Higher Relowas Farmhouse is an 18th-century farmhouse that was extended in the 19th century. The building features mixed rubble on the ground floor and gable ends, with cob on part of the first floor, and is painted and rendered at the front. Some granite dressings are present. The original section has a steep concrete tile roof, while the right-hand 19th-century part has a lower-pitched scantle slate roof. Brick chimneys are located over the original gable ends, one on the left and one on the right, as well as another over the right-hand gable end.

The farmhouse has a T-shaped three-room plan, with a 19th-century one-room extension on the right and an outbuilding service wing at right angles to the rear. There are also two lean-tos sheathed in corrugated iron between the rear wing and the outbuilding service wing. The original three-room section includes two front rooms, the right-hand one being wider and likely serving as the hall or kitchen. A cross passage leads to the integral rear service wing, which consists of an unheated service room and presumably the stair, and originally had an attic room.
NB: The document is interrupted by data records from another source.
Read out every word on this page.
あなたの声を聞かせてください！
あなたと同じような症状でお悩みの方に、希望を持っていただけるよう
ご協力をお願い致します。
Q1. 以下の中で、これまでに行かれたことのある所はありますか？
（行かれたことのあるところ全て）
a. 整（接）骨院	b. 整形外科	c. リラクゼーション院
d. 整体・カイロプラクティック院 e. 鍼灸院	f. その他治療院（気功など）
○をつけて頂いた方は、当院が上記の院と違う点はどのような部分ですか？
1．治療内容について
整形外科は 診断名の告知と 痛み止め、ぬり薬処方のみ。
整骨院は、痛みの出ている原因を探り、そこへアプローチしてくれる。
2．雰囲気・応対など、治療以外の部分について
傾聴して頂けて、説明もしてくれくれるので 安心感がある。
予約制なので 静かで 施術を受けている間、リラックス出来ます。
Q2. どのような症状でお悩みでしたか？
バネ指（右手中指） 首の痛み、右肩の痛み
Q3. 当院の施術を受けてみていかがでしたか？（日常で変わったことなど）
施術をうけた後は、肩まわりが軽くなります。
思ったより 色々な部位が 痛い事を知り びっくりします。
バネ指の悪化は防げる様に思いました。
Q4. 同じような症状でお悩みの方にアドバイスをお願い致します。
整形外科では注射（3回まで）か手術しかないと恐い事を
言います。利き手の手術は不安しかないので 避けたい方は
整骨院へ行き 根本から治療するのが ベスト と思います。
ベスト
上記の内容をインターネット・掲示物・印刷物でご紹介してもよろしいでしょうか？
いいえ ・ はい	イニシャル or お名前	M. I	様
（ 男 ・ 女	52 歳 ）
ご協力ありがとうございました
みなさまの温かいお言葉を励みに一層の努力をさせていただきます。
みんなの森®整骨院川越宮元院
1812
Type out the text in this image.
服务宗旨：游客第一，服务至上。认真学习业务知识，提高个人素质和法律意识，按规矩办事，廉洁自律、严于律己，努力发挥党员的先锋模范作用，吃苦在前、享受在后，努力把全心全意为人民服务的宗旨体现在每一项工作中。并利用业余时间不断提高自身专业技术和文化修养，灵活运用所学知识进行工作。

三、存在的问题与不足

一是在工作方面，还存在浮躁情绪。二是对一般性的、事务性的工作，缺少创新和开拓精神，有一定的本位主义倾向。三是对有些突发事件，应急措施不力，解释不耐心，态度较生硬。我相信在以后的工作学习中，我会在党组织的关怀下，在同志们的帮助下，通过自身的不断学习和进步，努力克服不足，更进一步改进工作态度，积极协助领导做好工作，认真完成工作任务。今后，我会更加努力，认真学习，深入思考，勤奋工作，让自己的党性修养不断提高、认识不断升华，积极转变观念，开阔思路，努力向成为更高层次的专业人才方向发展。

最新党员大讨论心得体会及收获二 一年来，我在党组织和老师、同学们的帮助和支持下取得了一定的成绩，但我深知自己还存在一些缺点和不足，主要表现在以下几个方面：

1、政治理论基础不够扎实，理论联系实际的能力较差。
The farmhouse is two storeys high with an overall four-window front. The front is nearly symmetrical with a three-window arrangement and a nearly central doorway on the left, alongside a one-window front of the 19th-century extension on the right. The original doorway features a top-glazed door within a 20th-century glazed lean-to porch. The window above the doorway and the one to the first floor on the right are early 19th-century 24-pane three-light casements, while the other front windows are from the 20th century. The rear wall of the original gable-ended wing has two late 18th-century to early 19th-century windows with horizontal glazing bars; the left-hand one on the ground floor is a two-light casement, and the right-hand one, likely for the stair, is a wider three-light casement. There are also two blocked window openings in the middle of the gable, one above the other. The interior was not accessible at the time of the survey, but the farmhouse is noted as an interesting three-room T-plan structure that remains essentially unaltered at the rear.